Vita Inclinata (Vita), developer and producer of helicopter and crane load stabilization and precision hardware, today announced the U.S. Army recently procured 15 Vita Rescue Systems (VRS-LAs) to be evaluated for operational effectiveness and suitability. For approximately one and a half years, Vita worked diligently with support from ADS to make the Vita Rescue System available on Tailored Logistics Support (TLS) contracts. While the focus of this testing is to discover technologies that improve the outcome of rescue missions, whether in combat or Domestic Operations (DomOps), it will also expose potential new applications and mission areas to the VRS technology. The combination of testing and soldier touchpoints through OUE continues the accelerated development and fielding process Vita and the U.S. Army have pursued to this point, allowing for early identification of soldier needs and rapid iteration of helicopter hoisting capabilities.
Medical evacuation (MEDEVAC) or search and rescue (SAR) missions are often challenging for all teams involved—especially when rescue hoist load spinning is concerned. It’s common knowledge that unless specific measures are taken to counter the downwash from the helicopter onto the individuals attached to the hoist cable, there is a strong possibility that the load will begin to spin out of control. Precautions need to be taken to ensure the hoist cable doesn’t rub or contact the aircraft, damaging individual strands of the hoist cable. This is in addition to the life-threatening situation the injured party is placed in. Unfortunately, the surface area is presented to the aircraft’s downwash by a rescue hoist load, this needs to be countered by something for the airflow to push against, so countermeasures are needed to make every rescue hoist mission safe. The VRS provides these life-saving countermeasures to aircraft downwash.

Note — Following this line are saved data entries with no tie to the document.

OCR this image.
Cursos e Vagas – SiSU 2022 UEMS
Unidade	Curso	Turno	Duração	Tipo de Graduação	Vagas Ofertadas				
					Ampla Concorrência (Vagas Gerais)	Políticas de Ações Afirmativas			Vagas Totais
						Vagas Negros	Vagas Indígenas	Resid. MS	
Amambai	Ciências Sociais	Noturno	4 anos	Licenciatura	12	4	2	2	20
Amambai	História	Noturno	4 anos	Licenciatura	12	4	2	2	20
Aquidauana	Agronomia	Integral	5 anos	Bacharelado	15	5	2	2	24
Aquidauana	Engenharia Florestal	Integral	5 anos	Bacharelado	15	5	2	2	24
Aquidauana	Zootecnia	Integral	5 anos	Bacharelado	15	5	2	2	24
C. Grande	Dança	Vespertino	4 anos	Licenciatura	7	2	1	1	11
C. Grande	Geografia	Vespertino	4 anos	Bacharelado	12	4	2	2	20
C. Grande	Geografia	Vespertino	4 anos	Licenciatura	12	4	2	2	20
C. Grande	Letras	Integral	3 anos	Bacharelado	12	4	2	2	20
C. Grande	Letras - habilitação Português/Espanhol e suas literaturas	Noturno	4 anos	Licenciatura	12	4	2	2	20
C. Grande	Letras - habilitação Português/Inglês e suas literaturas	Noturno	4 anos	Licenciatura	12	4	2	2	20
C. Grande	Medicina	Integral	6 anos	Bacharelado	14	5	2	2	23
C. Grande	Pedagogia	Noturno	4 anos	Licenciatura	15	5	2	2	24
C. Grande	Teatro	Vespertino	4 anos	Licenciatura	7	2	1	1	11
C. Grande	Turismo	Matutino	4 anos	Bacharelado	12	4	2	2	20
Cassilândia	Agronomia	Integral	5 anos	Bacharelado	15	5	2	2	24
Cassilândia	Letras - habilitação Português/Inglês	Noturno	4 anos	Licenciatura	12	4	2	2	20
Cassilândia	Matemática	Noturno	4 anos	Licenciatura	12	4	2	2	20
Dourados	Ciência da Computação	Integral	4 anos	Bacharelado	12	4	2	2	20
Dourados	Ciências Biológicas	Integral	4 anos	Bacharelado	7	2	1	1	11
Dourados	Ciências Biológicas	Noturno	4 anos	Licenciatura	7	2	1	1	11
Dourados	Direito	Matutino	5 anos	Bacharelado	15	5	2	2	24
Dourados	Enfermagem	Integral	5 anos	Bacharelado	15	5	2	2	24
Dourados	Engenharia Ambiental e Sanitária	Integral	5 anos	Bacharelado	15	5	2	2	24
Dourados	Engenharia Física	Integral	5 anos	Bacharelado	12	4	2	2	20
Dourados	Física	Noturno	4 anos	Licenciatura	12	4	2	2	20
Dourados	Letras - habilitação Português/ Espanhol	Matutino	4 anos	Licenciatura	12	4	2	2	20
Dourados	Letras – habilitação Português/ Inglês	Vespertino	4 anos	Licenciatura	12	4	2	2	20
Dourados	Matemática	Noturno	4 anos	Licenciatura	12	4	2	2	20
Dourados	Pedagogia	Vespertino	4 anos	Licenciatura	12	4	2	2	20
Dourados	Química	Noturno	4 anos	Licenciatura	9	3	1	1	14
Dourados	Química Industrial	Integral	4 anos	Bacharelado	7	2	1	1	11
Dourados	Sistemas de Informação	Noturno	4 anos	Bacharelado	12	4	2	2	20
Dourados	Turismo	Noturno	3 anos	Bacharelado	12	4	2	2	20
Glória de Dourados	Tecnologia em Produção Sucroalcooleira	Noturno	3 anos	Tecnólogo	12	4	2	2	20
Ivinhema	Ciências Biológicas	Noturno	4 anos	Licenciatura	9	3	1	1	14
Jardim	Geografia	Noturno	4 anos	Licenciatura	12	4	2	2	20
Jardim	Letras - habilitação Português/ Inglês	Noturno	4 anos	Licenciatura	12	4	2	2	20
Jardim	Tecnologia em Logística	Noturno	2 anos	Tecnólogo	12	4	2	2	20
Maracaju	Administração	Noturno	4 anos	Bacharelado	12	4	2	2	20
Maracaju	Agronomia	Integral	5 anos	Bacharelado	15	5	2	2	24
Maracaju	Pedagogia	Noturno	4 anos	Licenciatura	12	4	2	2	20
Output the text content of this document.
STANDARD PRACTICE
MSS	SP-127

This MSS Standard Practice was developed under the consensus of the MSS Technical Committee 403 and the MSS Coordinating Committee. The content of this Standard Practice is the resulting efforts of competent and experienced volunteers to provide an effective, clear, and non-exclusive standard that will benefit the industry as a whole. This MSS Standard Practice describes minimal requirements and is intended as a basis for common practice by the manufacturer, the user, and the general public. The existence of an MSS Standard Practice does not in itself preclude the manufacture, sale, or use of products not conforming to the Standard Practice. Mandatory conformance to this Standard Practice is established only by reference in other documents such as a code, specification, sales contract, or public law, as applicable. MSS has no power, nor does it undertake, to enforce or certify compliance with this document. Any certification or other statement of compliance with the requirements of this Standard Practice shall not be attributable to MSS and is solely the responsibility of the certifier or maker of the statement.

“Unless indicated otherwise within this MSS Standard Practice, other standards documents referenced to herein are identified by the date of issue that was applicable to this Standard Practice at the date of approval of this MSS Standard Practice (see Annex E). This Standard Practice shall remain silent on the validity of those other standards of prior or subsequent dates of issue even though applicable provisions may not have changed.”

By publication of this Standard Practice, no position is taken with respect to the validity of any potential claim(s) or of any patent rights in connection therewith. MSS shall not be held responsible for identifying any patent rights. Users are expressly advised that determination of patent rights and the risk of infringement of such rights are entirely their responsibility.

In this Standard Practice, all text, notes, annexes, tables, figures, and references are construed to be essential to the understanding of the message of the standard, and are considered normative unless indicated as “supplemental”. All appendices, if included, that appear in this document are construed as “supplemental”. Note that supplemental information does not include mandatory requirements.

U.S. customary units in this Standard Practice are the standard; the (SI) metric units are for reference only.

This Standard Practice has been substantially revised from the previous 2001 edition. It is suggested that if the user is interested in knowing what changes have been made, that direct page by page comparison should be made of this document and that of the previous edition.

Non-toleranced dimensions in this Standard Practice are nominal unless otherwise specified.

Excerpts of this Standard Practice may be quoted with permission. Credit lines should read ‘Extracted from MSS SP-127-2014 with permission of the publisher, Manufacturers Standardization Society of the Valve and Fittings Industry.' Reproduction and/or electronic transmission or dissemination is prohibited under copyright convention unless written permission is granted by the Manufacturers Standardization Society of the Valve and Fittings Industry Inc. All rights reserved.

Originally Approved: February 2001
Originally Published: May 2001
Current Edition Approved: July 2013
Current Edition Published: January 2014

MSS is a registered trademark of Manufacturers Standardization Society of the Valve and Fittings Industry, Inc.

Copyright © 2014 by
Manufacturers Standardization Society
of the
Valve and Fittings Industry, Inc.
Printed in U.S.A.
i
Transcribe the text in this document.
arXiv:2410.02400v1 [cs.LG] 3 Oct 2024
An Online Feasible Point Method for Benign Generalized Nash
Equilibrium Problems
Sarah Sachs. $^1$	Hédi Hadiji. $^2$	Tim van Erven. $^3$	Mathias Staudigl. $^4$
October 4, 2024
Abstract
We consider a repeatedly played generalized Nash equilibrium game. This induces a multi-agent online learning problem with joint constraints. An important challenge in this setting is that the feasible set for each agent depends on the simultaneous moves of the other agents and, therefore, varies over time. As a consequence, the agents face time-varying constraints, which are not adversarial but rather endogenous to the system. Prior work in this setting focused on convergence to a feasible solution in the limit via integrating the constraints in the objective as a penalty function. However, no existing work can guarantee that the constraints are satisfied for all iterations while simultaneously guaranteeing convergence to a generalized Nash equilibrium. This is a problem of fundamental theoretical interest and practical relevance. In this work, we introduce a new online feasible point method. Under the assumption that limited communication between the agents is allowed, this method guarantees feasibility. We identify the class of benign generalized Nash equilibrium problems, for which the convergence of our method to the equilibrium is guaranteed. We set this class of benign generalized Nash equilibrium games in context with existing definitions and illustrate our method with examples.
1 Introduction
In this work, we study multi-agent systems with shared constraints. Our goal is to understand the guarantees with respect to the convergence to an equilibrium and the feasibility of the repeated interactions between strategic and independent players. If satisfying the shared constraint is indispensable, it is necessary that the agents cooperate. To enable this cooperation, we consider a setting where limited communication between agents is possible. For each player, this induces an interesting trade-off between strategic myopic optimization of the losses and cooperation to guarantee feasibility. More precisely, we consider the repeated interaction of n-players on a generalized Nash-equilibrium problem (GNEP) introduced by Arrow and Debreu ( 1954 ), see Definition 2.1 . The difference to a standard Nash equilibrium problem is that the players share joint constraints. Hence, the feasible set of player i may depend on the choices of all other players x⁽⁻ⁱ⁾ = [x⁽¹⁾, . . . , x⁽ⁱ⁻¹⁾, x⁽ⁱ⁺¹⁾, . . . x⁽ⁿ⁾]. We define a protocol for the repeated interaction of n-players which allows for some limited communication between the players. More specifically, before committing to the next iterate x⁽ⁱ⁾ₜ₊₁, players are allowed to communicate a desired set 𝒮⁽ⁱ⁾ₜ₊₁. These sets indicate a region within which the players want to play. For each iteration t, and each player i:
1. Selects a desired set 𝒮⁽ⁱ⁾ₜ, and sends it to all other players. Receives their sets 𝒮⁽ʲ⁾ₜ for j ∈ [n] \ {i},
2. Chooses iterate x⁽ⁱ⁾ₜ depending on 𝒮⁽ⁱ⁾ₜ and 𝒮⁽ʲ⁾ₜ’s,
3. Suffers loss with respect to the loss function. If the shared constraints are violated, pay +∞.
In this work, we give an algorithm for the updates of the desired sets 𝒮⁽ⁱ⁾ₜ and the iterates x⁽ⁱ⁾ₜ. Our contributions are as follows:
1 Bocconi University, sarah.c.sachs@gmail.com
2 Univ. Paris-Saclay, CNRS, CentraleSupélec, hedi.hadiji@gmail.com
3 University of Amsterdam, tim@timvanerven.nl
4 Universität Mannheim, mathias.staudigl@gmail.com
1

Vita technology offered a completely new way to approach the high-risk mission of helicopter hoisting. The value proposition they discovered included new efficiencies such as:
Significantly reduced exposure times in a hover.
Improved safety through the elimination of spin, swing, and sway of items on the hoist.
New opportunities to reduce training required to produce highly-proficient operators.
The VRS will be delivered to the U.S. Army Aeromedical Research Lab (USAARL), Fort Rucker, AL for additional environmental testing, followed by operational testing. In addition, various U.S. Army National Guard Units and Active Duty Combat Aviation Brigades will review the VRS for Operational User Evaluation (OUE). This review phase will gather input on the VRS’s performance, evaluate improvements that can be made, and most importantly—seek to unlock new product capabilities.
“Just three years ago, Vita was speaking about a concept; a concept that PD MEDEVAC now defines as a dual-use technology for potential adoption within the Department of Defense,” said Caleb Carr, president, and CEO, Vita. “Everyone at Vita has performed relentless work to bring this capability to reality. We applaud the U.S. Army for their foresight into exploring new and innovative, life-saving MEDEVAC and SAR technologies that will save the lives of Army warfighters!”
A friend’s death during a rescue operation—with a helicopter close but unable to stabilize due to weather and terrain—was the genesis of Vita Inclinata. Founded in 2015 as a way to solve a real problem, Vita today controls chaotic swinging and spin and adds safety and precision for rotor-wing and fixed-wing aircraft and cranes. With the mission of “Bring them home, every time,” Vita’s technology changes the narrative while saving lives, time, and money across industries, including search and rescue, military, firefighting, public safety, construction, wind energy, and oil and gas. The company is headquartered in Broomfield, Colorado, with offices in Washington, DC, and Huntsville, Alabama.